Mammalian STE20-like kinase 2 (MST2), a member of the STE20-like kinase family, has been shown in previous studies to undergo proteolytic activation by caspase-3 during cell apoptosis. A few studies have also implicated protein phosphorylation reactions in MST2 regulation. This study examined the mechanism of MST2 regulation with an emphasis on the relationship between caspase-3 cleavage and protein phosphorylation. Both the full-length MST2 and the caspase-3-truncated form of MST2 overexpressed in 293T cells exist in a phosphorylated state. However, the endogenous full-length MST2 from rat thymus or from proliferating cells is mainly unphosphorylated whereas the caspase-3-truncated endogenous MST2 from apoptotic cells is highly phosphorylated. Cell transfection studies using mutant MST2 constructs indicate that MST2 depends on the autophosphorylation of a unique threonine residue, Thr(180), for kinase activity.
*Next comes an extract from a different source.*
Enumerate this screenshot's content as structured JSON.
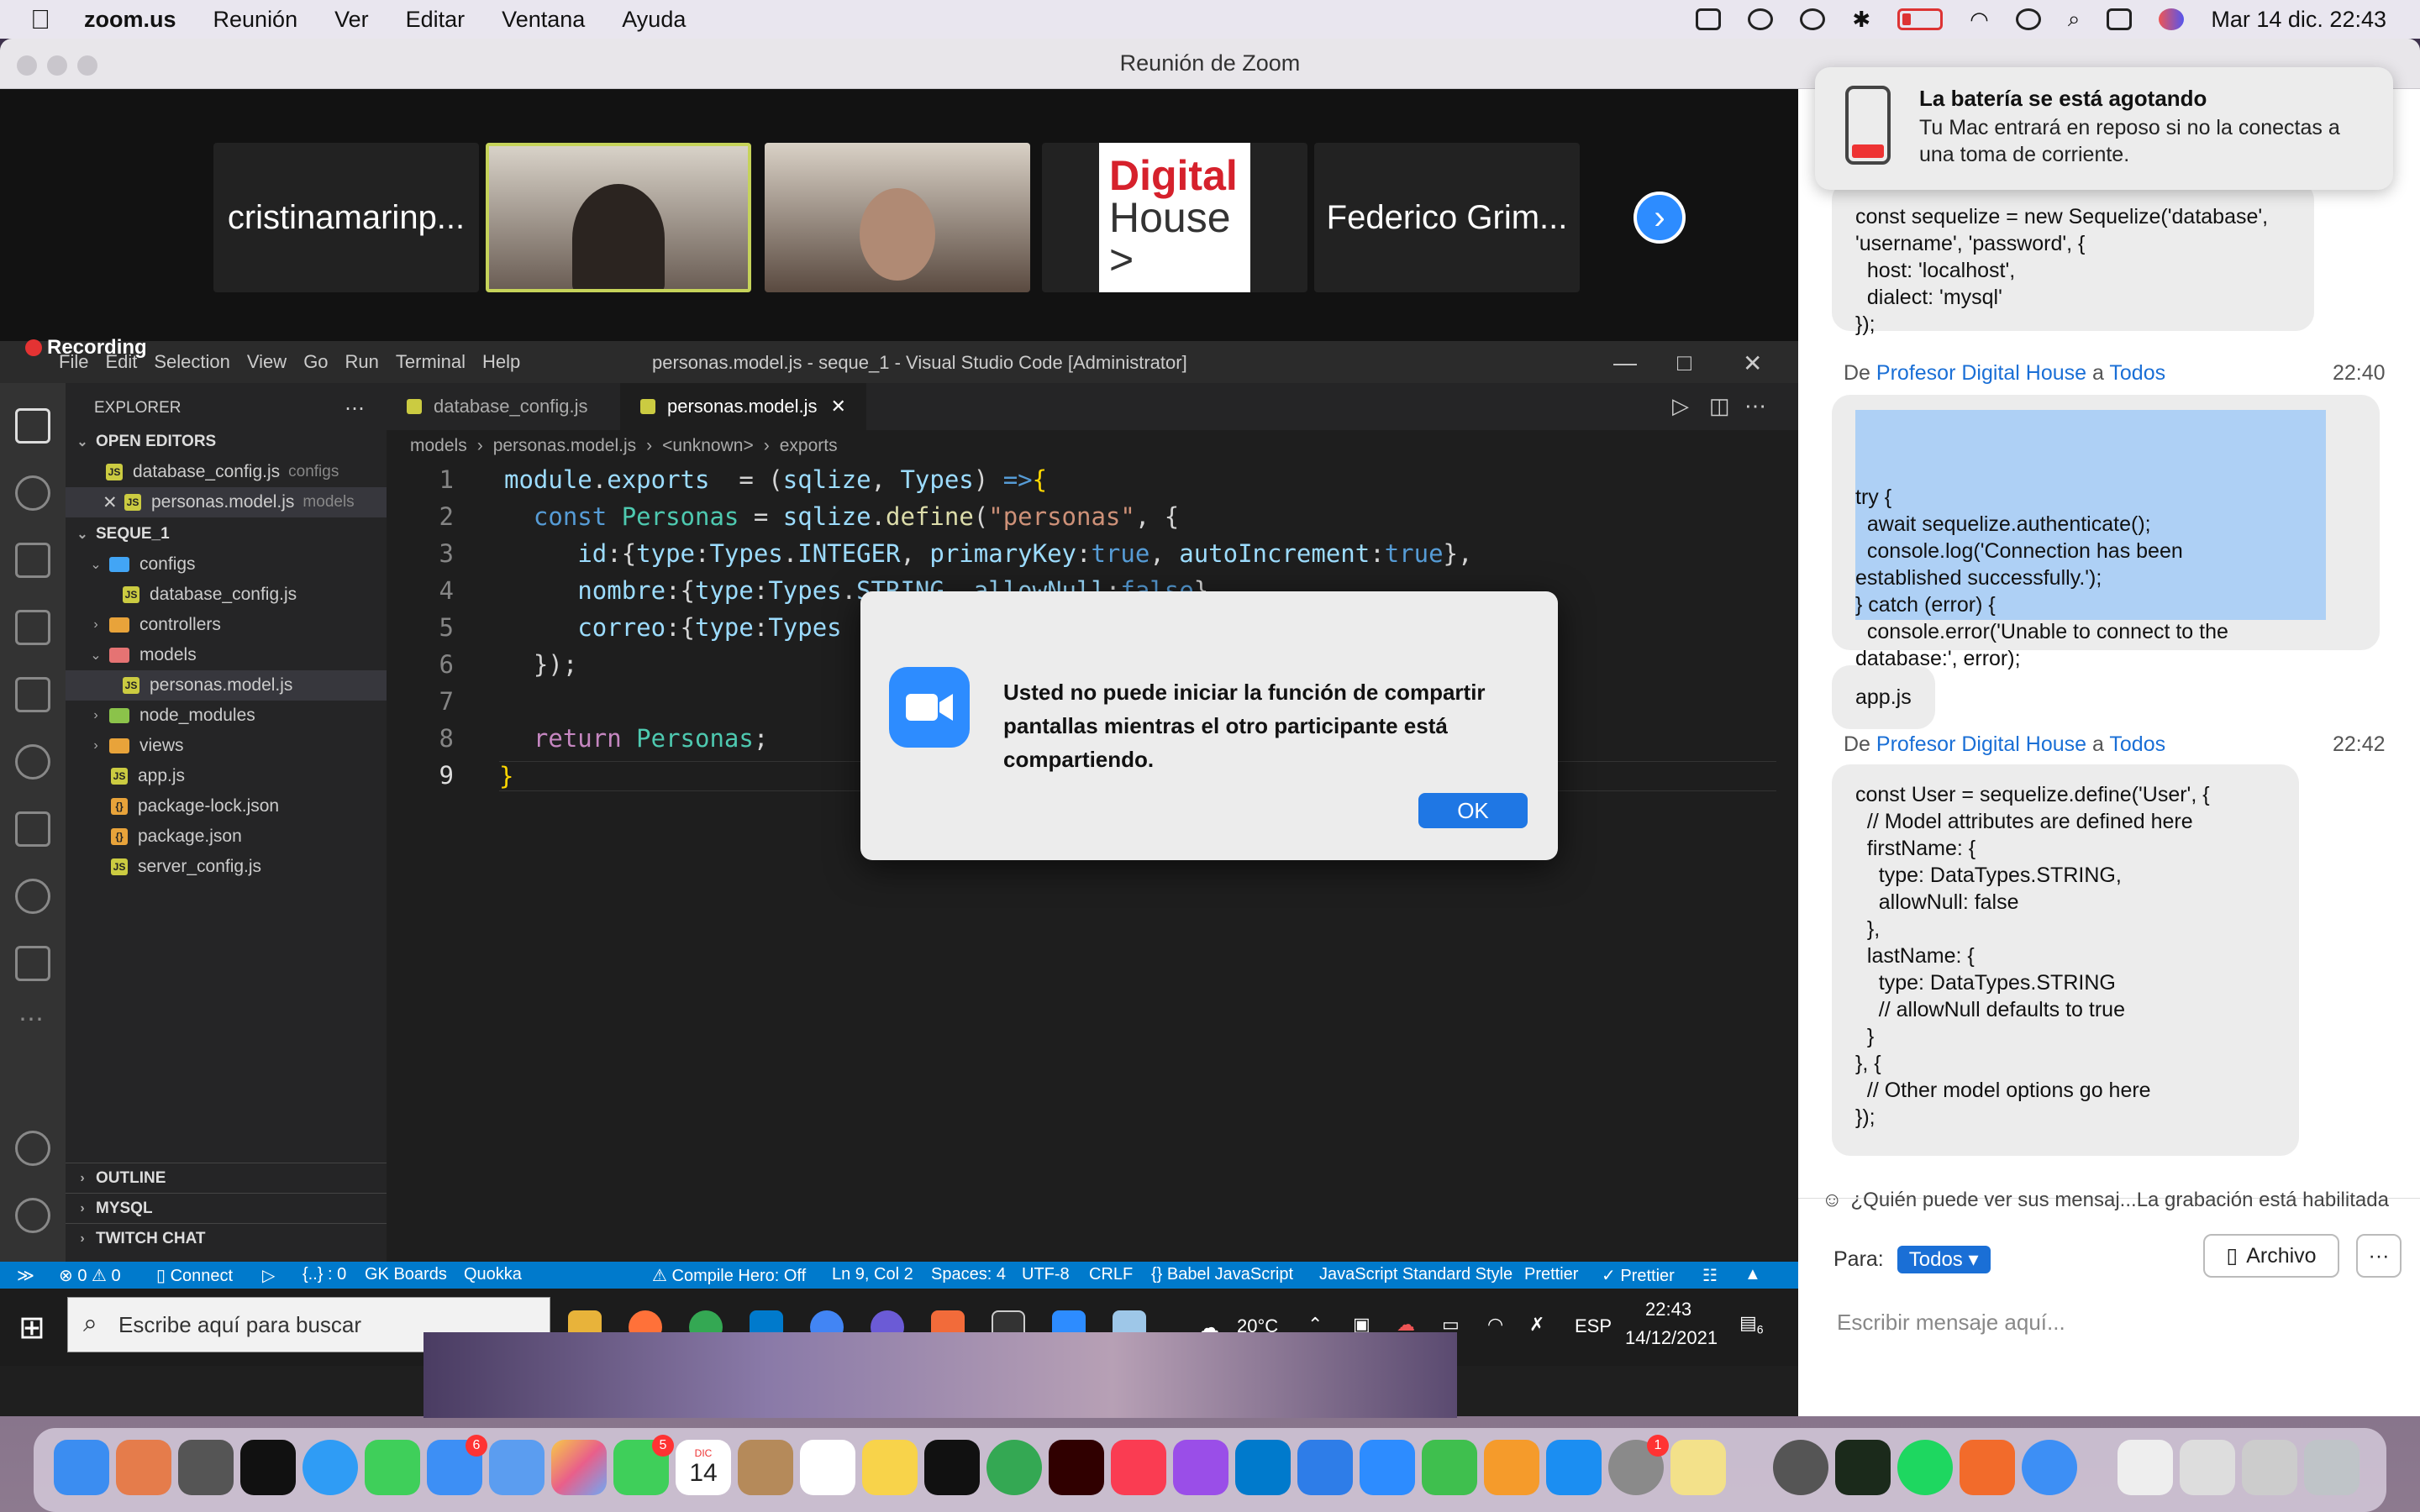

The autophosphorylation reaction shows strong dependence on MST2 concentration, suggesting that it is an intermolecular reaction. While both the full-length MST2 and the caspase-3-truncated form of MST2 undergo autophosphorylation, the two forms of the phosphorylated MST2 display marked differences in susceptibility to protein phosphatases. The full-length phospho-MST2 is rapidly dephosphorylated by protein phosphatase 1 or protein phosphatase 2A whereas the truncated MST2 is remarkably resistant to the dephosphorylation. Based on the present results, a novel molecular mechanism for MST2 regulation in apoptotic cells is postulated. In normal cells, because of the low concentration and the ready reversal of the autophosphorylation by protein phosphatases, MST2 is present mainly in the unphosphorylated and inactive state. During cell apoptosis, MST2 is cleaved by caspase-3 and undergoes irreversible autophosphorylation, thus resulting in the accumulation of active MST2 (Deng, 2003).